Creep in interlaminar shear of an Hi-Nicalon™/SiC–B4C composite at 1300℃ in air and in steam

Abstract

Creep behavior in interlaminar shear of an advanced SiC/SiC composite with a self-healing matrix was investigated at 1300℃ in laboratory air and in steam. The composite was processed via chemical vapor infiltration (CVI). The composite has a self-healing oxidation-inhibited matrix comprising alternating layers of silicon carbide and boron carbide and is reinforced with laminated woven Hi-Nicalon™ fibers. Fiber preforms were coated with pyrolytic carbon followed by a boron carbon overlay. The interlaminar shear properties were evaluated at 1300℃. The creep behavior was examined for interlaminar shear stresses ranging from 13 to 20 MPa in air and in steam.

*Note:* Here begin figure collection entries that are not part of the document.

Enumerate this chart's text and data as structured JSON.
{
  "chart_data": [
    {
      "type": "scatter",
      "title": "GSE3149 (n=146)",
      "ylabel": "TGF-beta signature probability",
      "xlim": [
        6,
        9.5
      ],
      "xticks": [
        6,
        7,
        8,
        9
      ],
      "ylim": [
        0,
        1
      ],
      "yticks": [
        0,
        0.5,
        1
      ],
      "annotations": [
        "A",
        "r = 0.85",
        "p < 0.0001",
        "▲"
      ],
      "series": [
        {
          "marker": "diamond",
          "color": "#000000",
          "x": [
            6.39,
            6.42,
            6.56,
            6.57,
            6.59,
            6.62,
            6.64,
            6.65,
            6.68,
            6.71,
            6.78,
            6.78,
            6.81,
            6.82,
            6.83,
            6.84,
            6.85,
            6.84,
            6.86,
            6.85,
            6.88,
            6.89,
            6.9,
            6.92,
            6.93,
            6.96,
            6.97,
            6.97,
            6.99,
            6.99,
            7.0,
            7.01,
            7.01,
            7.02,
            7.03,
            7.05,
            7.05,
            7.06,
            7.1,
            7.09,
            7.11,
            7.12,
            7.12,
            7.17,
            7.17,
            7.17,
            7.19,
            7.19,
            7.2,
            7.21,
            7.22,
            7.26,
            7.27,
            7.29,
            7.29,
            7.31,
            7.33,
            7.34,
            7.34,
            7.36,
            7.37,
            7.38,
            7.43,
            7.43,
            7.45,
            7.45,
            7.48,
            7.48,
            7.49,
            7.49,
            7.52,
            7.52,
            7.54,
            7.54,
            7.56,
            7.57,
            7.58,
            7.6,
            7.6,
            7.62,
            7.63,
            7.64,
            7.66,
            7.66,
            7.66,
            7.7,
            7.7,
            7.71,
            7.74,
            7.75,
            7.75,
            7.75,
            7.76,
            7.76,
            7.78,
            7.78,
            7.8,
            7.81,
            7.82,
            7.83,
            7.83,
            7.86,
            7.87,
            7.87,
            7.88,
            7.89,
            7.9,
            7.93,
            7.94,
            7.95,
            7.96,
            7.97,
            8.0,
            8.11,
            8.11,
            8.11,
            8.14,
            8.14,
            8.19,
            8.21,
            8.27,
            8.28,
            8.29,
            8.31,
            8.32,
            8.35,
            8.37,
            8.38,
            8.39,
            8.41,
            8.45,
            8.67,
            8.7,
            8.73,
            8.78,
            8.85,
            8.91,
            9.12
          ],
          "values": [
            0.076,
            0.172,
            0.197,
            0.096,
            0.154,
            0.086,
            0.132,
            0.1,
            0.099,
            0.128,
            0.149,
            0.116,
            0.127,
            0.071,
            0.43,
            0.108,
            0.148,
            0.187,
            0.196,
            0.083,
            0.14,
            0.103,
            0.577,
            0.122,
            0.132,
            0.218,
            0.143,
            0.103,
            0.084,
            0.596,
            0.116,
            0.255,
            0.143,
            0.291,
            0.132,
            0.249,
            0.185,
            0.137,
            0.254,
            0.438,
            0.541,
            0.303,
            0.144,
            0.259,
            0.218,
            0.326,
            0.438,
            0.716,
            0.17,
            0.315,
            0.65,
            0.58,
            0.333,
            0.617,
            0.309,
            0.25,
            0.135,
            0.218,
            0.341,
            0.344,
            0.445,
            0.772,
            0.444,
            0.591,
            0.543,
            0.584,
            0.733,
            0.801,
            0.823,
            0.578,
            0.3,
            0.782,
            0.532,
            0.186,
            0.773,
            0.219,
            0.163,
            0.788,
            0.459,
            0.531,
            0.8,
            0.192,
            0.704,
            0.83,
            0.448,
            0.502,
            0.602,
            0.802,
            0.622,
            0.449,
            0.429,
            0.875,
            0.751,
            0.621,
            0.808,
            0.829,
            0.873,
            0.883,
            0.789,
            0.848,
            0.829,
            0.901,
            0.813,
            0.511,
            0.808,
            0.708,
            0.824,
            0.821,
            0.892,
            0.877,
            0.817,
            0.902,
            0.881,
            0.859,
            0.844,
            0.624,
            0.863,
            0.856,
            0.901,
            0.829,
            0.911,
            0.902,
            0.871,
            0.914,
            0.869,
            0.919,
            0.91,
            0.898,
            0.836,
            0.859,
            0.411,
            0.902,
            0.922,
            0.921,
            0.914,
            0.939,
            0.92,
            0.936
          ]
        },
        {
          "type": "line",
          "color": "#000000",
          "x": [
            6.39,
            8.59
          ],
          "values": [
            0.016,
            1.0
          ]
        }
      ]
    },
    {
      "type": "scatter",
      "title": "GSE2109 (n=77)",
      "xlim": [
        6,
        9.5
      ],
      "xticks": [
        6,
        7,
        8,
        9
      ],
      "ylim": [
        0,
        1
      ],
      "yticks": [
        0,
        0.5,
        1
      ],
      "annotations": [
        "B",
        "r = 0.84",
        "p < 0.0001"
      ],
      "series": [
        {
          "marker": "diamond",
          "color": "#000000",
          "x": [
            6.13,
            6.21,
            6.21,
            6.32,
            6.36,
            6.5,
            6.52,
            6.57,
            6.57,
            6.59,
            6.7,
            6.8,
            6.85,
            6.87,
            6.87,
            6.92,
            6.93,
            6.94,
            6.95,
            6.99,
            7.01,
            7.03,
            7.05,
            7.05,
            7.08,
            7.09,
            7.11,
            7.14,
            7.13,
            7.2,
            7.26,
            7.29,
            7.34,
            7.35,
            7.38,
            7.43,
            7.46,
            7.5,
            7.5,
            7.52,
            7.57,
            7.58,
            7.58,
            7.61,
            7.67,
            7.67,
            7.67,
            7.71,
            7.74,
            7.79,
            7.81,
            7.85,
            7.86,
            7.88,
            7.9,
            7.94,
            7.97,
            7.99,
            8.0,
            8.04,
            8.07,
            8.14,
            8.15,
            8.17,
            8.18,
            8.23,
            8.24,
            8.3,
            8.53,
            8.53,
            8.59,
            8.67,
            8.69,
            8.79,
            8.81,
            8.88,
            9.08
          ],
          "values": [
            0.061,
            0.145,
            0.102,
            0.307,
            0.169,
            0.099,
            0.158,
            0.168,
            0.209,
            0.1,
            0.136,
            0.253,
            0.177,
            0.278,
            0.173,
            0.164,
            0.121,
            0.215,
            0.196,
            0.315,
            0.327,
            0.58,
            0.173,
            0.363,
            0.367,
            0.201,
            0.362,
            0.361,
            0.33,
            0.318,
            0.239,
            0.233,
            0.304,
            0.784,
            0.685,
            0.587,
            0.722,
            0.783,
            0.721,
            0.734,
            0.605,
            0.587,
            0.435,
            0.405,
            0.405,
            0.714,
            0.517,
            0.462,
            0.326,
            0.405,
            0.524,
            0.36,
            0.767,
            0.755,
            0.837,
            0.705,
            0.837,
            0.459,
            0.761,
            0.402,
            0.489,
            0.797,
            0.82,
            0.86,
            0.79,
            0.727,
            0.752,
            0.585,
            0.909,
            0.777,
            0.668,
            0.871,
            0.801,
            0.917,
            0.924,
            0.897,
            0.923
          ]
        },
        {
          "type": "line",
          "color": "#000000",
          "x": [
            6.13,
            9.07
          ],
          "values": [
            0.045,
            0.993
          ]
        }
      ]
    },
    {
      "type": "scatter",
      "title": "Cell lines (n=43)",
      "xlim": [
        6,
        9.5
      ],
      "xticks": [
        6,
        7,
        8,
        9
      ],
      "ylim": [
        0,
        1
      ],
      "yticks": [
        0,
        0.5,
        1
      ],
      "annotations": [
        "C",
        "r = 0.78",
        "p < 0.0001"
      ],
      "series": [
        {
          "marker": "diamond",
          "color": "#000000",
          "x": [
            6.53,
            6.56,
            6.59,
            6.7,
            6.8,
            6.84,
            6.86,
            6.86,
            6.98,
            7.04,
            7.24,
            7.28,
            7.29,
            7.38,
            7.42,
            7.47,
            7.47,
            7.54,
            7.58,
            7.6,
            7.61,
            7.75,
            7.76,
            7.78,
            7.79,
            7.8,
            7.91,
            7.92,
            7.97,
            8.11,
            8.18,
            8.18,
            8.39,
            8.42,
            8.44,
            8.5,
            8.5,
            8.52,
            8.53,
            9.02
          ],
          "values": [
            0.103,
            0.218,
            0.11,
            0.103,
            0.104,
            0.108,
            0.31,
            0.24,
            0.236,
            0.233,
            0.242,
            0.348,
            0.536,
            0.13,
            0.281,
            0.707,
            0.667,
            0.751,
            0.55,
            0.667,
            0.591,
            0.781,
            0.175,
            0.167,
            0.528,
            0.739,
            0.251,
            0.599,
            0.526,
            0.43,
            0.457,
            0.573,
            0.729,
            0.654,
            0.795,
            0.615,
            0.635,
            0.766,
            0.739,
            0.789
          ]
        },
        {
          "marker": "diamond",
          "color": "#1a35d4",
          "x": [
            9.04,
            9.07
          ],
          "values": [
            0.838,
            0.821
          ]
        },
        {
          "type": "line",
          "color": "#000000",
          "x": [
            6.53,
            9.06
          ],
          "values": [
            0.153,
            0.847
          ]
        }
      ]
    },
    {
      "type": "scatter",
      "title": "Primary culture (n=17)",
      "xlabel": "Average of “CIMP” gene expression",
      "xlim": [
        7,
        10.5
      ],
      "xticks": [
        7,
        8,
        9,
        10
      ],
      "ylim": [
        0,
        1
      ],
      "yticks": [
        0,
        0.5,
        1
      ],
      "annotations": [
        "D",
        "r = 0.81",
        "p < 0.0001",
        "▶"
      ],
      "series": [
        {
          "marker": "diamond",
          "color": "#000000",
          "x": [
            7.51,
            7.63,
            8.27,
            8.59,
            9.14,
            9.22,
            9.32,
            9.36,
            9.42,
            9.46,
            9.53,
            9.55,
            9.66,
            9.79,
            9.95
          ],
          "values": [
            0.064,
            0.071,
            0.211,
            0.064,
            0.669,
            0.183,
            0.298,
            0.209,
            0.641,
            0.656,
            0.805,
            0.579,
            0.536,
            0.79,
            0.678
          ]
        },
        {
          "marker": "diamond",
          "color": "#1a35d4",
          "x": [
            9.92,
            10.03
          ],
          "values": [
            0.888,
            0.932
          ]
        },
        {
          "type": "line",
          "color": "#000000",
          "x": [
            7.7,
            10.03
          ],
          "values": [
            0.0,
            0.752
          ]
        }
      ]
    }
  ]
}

Primary and secondary creep regimes were observed in all tests conducted in air and in steam. Creep run-out (defined as 100 h at creep stress) was achieved at 13 MPa in air and in steam. Presence of steam had little influence on creep strain rates and creep lifetimes. However, larger creep strains were accumulated in steam than in air. The retained properties of all specimens that achieved creep run-out were characterized. Composite microstructure and damage and failure mechanisms were investigated.